If we do, this a very large market numbering in the millions of patients in the US and it would be I think a very important and highly valuable use of the drug because (inaudible) associated that decrease in proteinuria improves the time to renal dialysis or renal failure and anything that can reduce or prevent renal failure and dialysis has particularly good economic value as a treatment.

So that's what we are going to evaluate this year. And we hope by the end of the year to have some data on how BH4 works in that indication and we will hopefully replicate what we have seen both in the animal models and also in some of the patients from our first hypertension study.

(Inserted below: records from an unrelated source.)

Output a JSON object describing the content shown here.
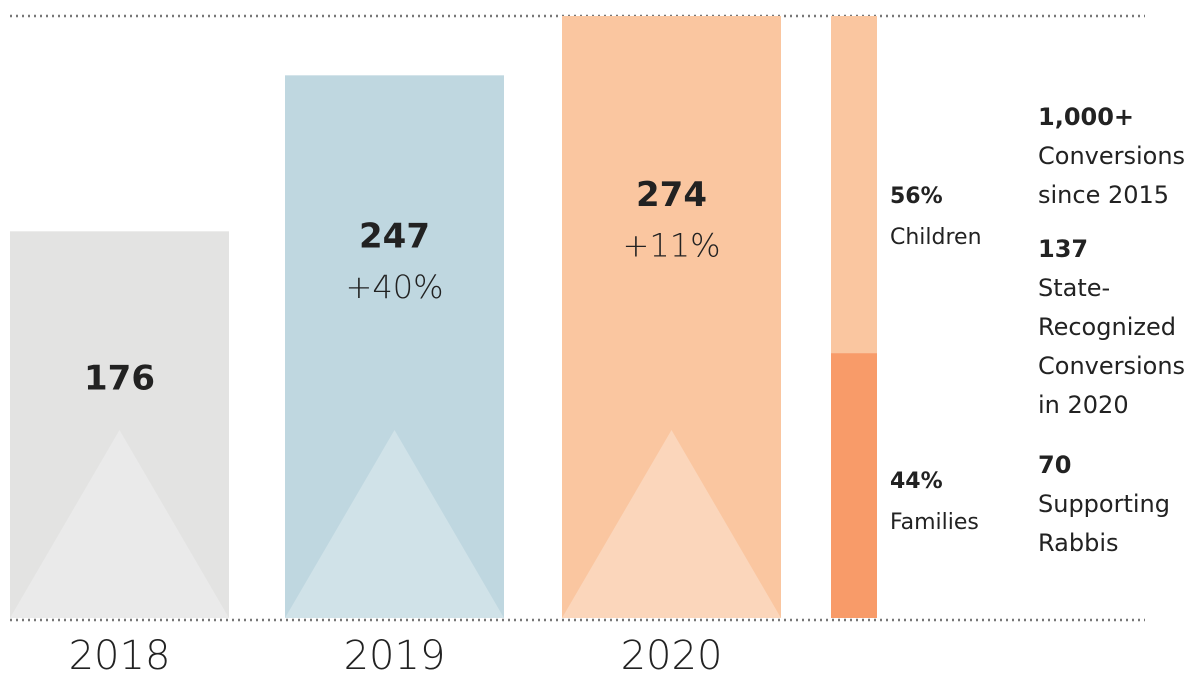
{
  "chart_data": [
    {
      "type": "bar",
      "categories": [
        "2018",
        "2019",
        "2020"
      ],
      "values": [
        176,
        247,
        274
      ],
      "change_labels": [
        null,
        "+40%",
        "+11%"
      ],
      "colors": [
        "#e3e3e2",
        "#bfd7e0",
        "#fac6a0"
      ],
      "accent_colors": [
        "#eaeaea",
        "#d0e2e8",
        "#fbd6bb"
      ]
    },
    {
      "type": "stacked",
      "series": [
        {
          "name": "Children",
          "color": "#fac6a0",
          "values": [
            56
          ],
          "value_labels": [
            "56%"
          ]
        },
        {
          "name": "Families",
          "color": "#f89b69",
          "values": [
            44
          ],
          "value_labels": [
            "44%"
          ]
        }
      ]
    }
  ],
  "stats": [
    {
      "value": "1,000+",
      "label": "Conversions since 2015"
    },
    {
      "value": "137",
      "label": "State-Recognized Conversions in 2020"
    },
    {
      "value": "70",
      "label": "Supporting Rabbis"
    }
  ]
}
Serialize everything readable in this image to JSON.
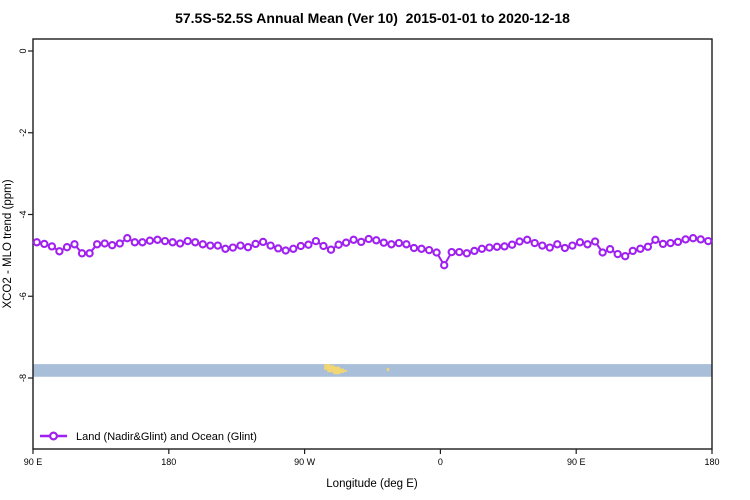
{
  "title": "57.5S-52.5S Annual Mean (Ver 10)  2015-01-01 to 2020-12-18",
  "chart_data": {
    "type": "line",
    "title": "57.5S-52.5S Annual Mean (Ver 10)  2015-01-01 to 2020-12-18",
    "xlabel": "Longitude (deg E)",
    "ylabel": "XCO2 - MLO trend (ppm)",
    "grid": false,
    "xlim": [
      90,
      540
    ],
    "ylim": [
      -9.75,
      0.3
    ],
    "x_ticks": [
      {
        "value": 90,
        "label": "90 E"
      },
      {
        "value": 180,
        "label": "180"
      },
      {
        "value": 270,
        "label": "90 W"
      },
      {
        "value": 360,
        "label": "0"
      },
      {
        "value": 450,
        "label": "90 E"
      },
      {
        "value": 540,
        "label": "180"
      }
    ],
    "y_ticks": [
      {
        "value": 0,
        "label": "0"
      },
      {
        "value": -2,
        "label": "-2"
      },
      {
        "value": -4,
        "label": "-4"
      },
      {
        "value": -6,
        "label": "-6"
      },
      {
        "value": -8,
        "label": "-8"
      }
    ],
    "legend": {
      "position": "bottom-left",
      "label": "Land (Nadir&Glint) and Ocean (Glint)"
    },
    "series": [
      {
        "name": "Land (Nadir&Glint) and Ocean (Glint)",
        "color": "#A020F0",
        "marker": "open-circle",
        "x": [
          92.5,
          97.5,
          102.5,
          107.5,
          112.5,
          117.5,
          122.5,
          127.5,
          132.5,
          137.5,
          142.5,
          147.5,
          152.5,
          157.5,
          162.5,
          167.5,
          172.5,
          177.5,
          182.5,
          187.5,
          192.5,
          197.5,
          202.5,
          207.5,
          212.5,
          217.5,
          222.5,
          227.5,
          232.5,
          237.5,
          242.5,
          247.5,
          252.5,
          257.5,
          262.5,
          267.5,
          272.5,
          277.5,
          282.5,
          287.5,
          292.5,
          297.5,
          302.5,
          307.5,
          312.5,
          317.5,
          322.5,
          327.5,
          332.5,
          337.5,
          342.5,
          347.5,
          352.5,
          357.5,
          362.5,
          367.5,
          372.5,
          377.5,
          382.5,
          387.5,
          392.5,
          397.5,
          402.5,
          407.5,
          412.5,
          417.5,
          422.5,
          427.5,
          432.5,
          437.5,
          442.5,
          447.5,
          452.5,
          457.5,
          462.5,
          467.5,
          472.5,
          477.5,
          482.5,
          487.5,
          492.5,
          497.5,
          502.5,
          507.5,
          512.5,
          517.5,
          522.5,
          527.5,
          532.5,
          537.5
        ],
        "values": [
          -4.68,
          -4.72,
          -4.78,
          -4.9,
          -4.8,
          -4.73,
          -4.95,
          -4.95,
          -4.73,
          -4.71,
          -4.75,
          -4.71,
          -4.58,
          -4.68,
          -4.68,
          -4.64,
          -4.62,
          -4.65,
          -4.68,
          -4.71,
          -4.65,
          -4.68,
          -4.73,
          -4.76,
          -4.76,
          -4.84,
          -4.81,
          -4.76,
          -4.8,
          -4.72,
          -4.67,
          -4.76,
          -4.83,
          -4.88,
          -4.84,
          -4.77,
          -4.74,
          -4.65,
          -4.77,
          -4.86,
          -4.74,
          -4.69,
          -4.62,
          -4.67,
          -4.6,
          -4.63,
          -4.69,
          -4.73,
          -4.7,
          -4.73,
          -4.82,
          -4.84,
          -4.87,
          -4.93,
          -5.24,
          -4.92,
          -4.92,
          -4.95,
          -4.89,
          -4.84,
          -4.81,
          -4.79,
          -4.78,
          -4.74,
          -4.66,
          -4.62,
          -4.7,
          -4.76,
          -4.81,
          -4.73,
          -4.82,
          -4.76,
          -4.68,
          -4.73,
          -4.66,
          -4.93,
          -4.85,
          -4.97,
          -5.02,
          -4.89,
          -4.84,
          -4.79,
          -4.62,
          -4.72,
          -4.7,
          -4.67,
          -4.61,
          -4.58,
          -4.61,
          -4.65
        ]
      }
    ],
    "surface_strip": {
      "ocean_color": "#A9BED9",
      "land_color": "#F3D674",
      "value_top": -7.66,
      "value_bottom": -7.97,
      "land_marks": [
        {
          "lon_start": 283.0,
          "lon_end": 287.0,
          "top_frac": 0.0,
          "bottom_frac": 0.45
        },
        {
          "lon_start": 285.0,
          "lon_end": 290.0,
          "top_frac": 0.1,
          "bottom_frac": 0.65
        },
        {
          "lon_start": 289.0,
          "lon_end": 293.5,
          "top_frac": 0.2,
          "bottom_frac": 0.8
        },
        {
          "lon_start": 292.5,
          "lon_end": 296.0,
          "top_frac": 0.35,
          "bottom_frac": 0.7
        },
        {
          "lon_start": 296.0,
          "lon_end": 298.0,
          "top_frac": 0.45,
          "bottom_frac": 0.62
        },
        {
          "lon_start": 324.5,
          "lon_end": 326.0,
          "top_frac": 0.3,
          "bottom_frac": 0.55
        }
      ]
    }
  }
}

Aaron Reames, Wachovia Securities.

Thank you for taking my question. I was wondering if you could give all us a little bit more insight on the reasons why the 170 patients that were in the EAP were not referred into the BPPS? Was it price or just a treatment effect? Can you just provide some additional granularity there?

Those are primarily non-responders. If you think about it we had 400 patients go into (inaudible) We anticipated 40 to 50% response. At this point we still have roughly 58% of those patients on therapy. So it would make sense that the patients who have dropped out at this point have primarily dropped out because they're non-responders. There's only one patient I'm aware of that was a non-responder and that was a patient who was noncompliant and had some problems that made him an inappropriate candidate for therapy.

At this time there no further questions in queue and I would like to turn the call back over to Mr. J.J. Bienaime. Please proceed, sir.

Thank you. So 2007 was a very successful year for BioMarin. We achieved many significant milestones including the FDA approval of Kuvan and the filing of the IND for PEG-PAL. In addition the sales of Naglazyme and Aldurazymr continued to grow which contributed to the improving bottom line.

So, looking ahead into 2008, we're focused on the successful launch of Kuvan, the continued geographic expansion of Naglazyme and the advancement of R&D pipeline including the PEG-PAL program and a number of preclinical program and possible enlicensing or acquisition opportunities. We're currently focused on pursuing opportunities to advance our clinical stage pipeline and ensure that the continuation of double-digit revenue growth in the coming years.

So BioMarin has developed into a fully-integrated biotech company with anticipated total revenue this year of 255 to $360 million. So we look forward to keeping you up-to-date on our progress and we thank you for your continued support. Thank you for joining us on the call today. Good bye.

Thank you for your participation in today's conference. This concludes the presentation. You may now disconnect. Good day.